Buchalter Appellate Specialists Harry W.R. Chamberlain II and Robert M. Dato argue that the California Supreme Court should uphold a validly appointed agent’s arbitration agreements with health care providers

March, 2024 - Los Angeles, California

Harry Chamberlain and Robert Dato, members of Buchalter’s Appellate Group, presented arguments on behalf of clients Country Oaks Partners and Sun Mar Management Services in Harrod v. Country Oaks Partners LLC, Cal. Supreme Court No. S276545

At issue before California’s highest court:  Whether an agent who is appointed by an incapacitated patient under an advance health care directive and  power of attorney to make heath care decisions may enter into a binding arbitration agreement with a nursing facility where the patient is placed for care?

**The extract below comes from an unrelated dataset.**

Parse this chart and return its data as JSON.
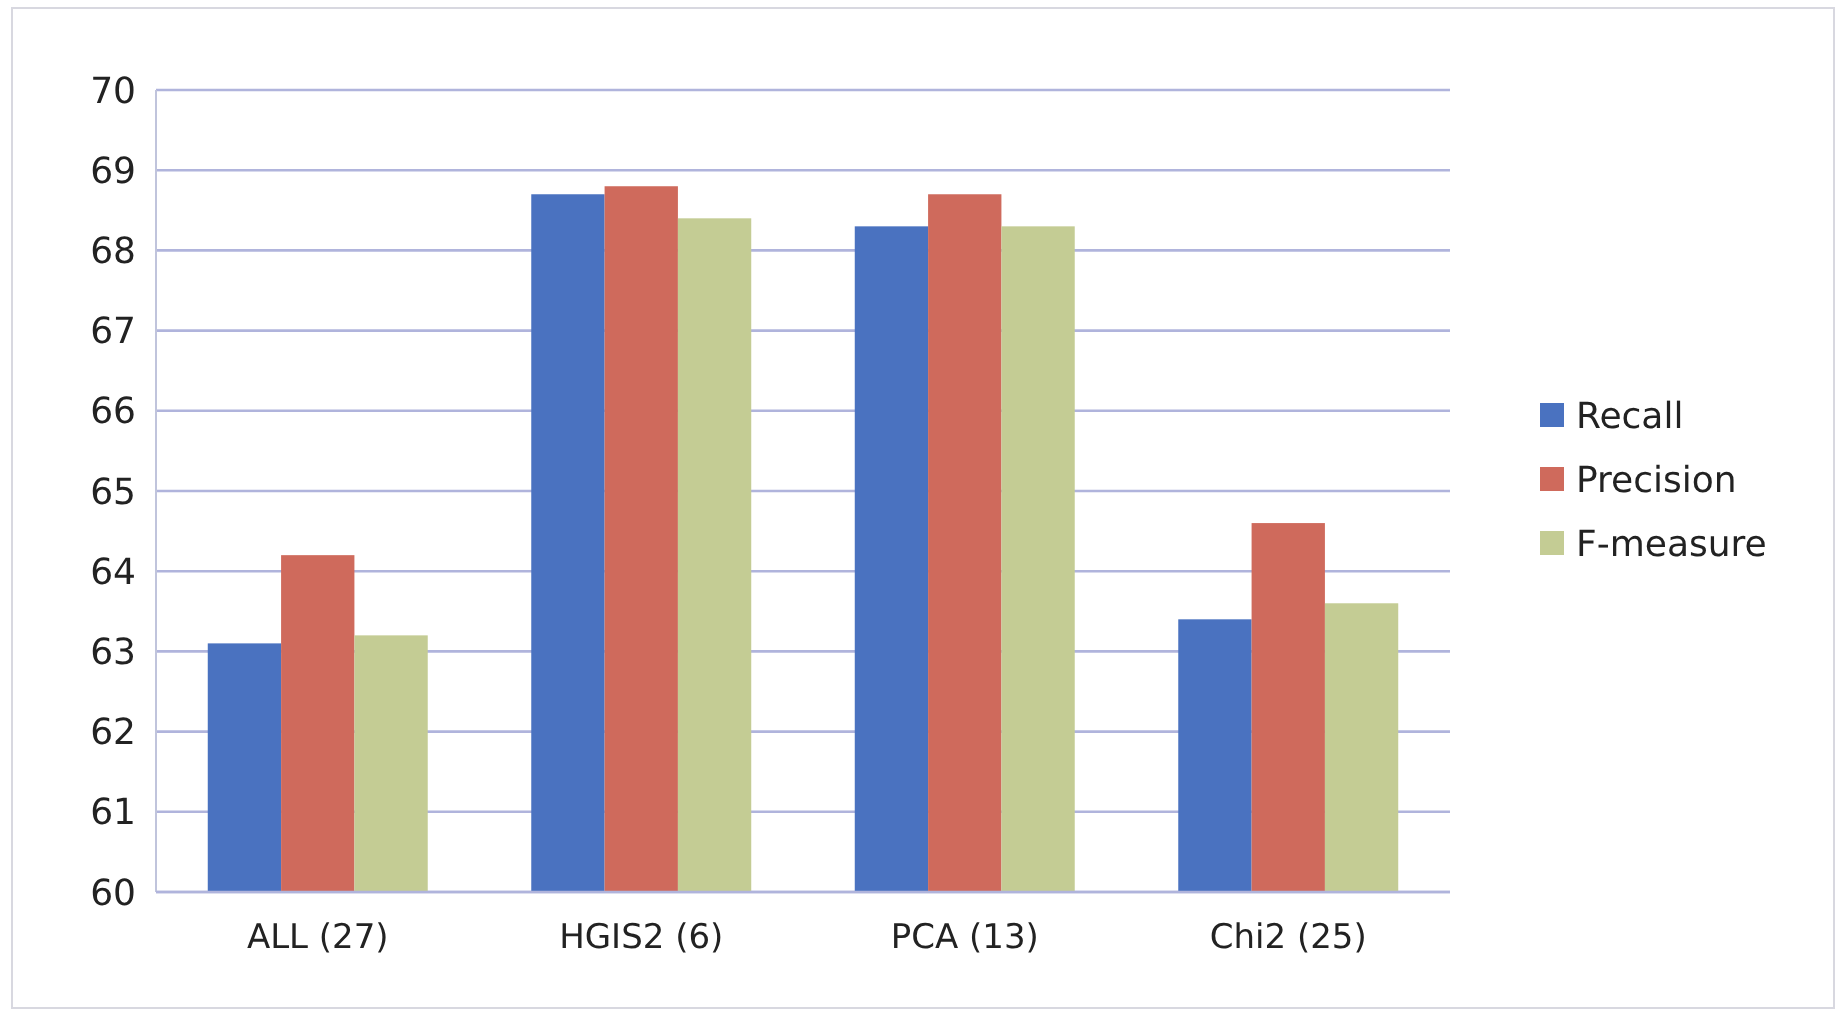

The Court of Appeal declined to enforce the arbitration agreement. The California Supreme Court unanimously granted review. Chamberlain and Dato, supported by a broad coalition of hospitals, health care facilities and medical providers, business associations and bar groups argued that for the past four decades, California has steadfastly upheld arbitration agreements entered into by the patient’s designated agent under an advance health care directive. In addition, recent decisions of the United States Supreme Court and Ninth Circuit Court of Appeals, including Kindred Nursing Centers LP v. Clark, 137 S. Ct. 1421 (2017) and Chamber of Commerce v. Bonta, 62 F.4th 473 (9th Cir. 2023), hold that state law restrictions on a validly appointed agent’s power to agree to arbitrate disputes on behalf of his or her principal are preempted by the Federal Arbitration Act.  The California Supreme Court’s decision is expected within 90 days.